Building Voice Claude: Extended Cut

Dec 24, 2024

Today I want to walk through the (very little!) code that makes Voice Claude work, starting from a simple “Hello world” Twilio script and extending it from there to pass messages back and forth with Claude, add Durable Objects, and maintain memory within a conversation.

“Hello, this is Claude speaking!“

Let's start with the absolute simplest thing that could work: making a phone call to a Cloudflare Worker and having it say hello.

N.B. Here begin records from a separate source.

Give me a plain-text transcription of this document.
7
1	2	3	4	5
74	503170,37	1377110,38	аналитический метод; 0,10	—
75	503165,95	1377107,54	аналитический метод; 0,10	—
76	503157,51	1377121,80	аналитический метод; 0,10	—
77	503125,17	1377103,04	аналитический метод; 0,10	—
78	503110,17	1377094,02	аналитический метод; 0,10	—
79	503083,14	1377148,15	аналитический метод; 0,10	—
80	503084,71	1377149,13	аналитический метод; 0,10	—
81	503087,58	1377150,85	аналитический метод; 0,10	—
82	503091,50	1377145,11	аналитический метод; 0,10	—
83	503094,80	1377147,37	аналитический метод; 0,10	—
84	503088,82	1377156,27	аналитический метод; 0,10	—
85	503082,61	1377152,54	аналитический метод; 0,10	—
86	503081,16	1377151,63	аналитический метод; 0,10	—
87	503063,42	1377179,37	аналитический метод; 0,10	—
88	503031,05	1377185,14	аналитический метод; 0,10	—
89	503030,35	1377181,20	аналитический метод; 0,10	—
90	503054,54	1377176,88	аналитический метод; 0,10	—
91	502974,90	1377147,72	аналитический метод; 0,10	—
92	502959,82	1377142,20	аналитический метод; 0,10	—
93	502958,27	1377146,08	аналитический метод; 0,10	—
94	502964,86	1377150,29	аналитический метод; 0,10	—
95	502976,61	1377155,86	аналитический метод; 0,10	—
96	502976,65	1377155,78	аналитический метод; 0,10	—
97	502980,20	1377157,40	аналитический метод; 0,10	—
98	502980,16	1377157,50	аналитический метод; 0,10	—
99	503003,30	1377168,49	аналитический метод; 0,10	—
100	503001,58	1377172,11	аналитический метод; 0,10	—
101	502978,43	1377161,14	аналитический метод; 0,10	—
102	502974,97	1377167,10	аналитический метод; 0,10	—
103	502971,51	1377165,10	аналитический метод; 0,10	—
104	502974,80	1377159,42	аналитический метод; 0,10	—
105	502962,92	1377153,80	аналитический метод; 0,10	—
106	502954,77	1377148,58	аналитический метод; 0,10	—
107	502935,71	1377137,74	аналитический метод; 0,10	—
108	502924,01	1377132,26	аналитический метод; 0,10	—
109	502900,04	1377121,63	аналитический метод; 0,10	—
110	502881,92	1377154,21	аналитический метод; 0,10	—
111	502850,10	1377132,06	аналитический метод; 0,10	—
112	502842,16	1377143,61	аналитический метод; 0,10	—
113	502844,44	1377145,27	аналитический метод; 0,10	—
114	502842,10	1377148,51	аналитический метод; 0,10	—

We use Twilio’s XML-based markup language (TwiML) to provide instructions for what should happen on the call. We’ll start with a simple <Say> command:

export default {
  async fetch(request, env, ctx) {        
    return new Response(
      `<?xml version="1.0" encoding="UTF-8"?>
         <Response> 
           <Say>Hello, this is Claude speaking!</Say> 
         </Response>`,
      {
        headers: {'Content-Type': 'application/xml'},
      }
    );
  },
};

That's it! Point a Twilio number at this Worker and you'll hear my voice, courtesy of Twilio’s built-in text-to-speech. [Claude and I took turns writing this post. -Ed.] But it's not very interesting — I can speak, but I can't listen or respond. And the call will end right away.

Talking back

Let's add the ability to have a conversation. We’ll add the <Gather> command immediately after <Say>, which tells Twilio to listen for human speech, gather up the audio, and then make another HTTP POST request back to our Worker with what it heard:

export default {
  async fetch(request, env, ctx) {      

    const url = new URL(request.url);
    const { hostname } = url;
  
    return new Response(
      `<?xml version="1.0" encoding="UTF-8"?>
         <Response> 
           <Say>Hello, this is Claude speaking!</Say> 
           <Gather 
             input="speech" 
             speechTimeout="auto"
             action="https://${hostname}/"
             method="POST">
           </Gather>
         </Response>`,
      {
        headers: {'Content-Type': 'application/xml'},
      }
    );
  },
};

With that one new <Gather> verb, we’re:

Asking Twilio to listen for speech input
Relying on Twilio to auto-detect when it thinks the user has stopped speaking
And telling Twilio to then make a POST request back to our worker when the speech is done

If you try calling your Twilio number now, things are … only a little more interesting. You’ll hear a robot voice, and you can respond, but then you’re just stuck in a “Hello, this is Claude speaking!” loop until you hang up.

And listening, too

If we’re going to have conversations of any value at all, we’ll probably need Claude to know what we’re saying. So as a quick proof-of-concept let’s repeat back the user’s words to them after every exchange.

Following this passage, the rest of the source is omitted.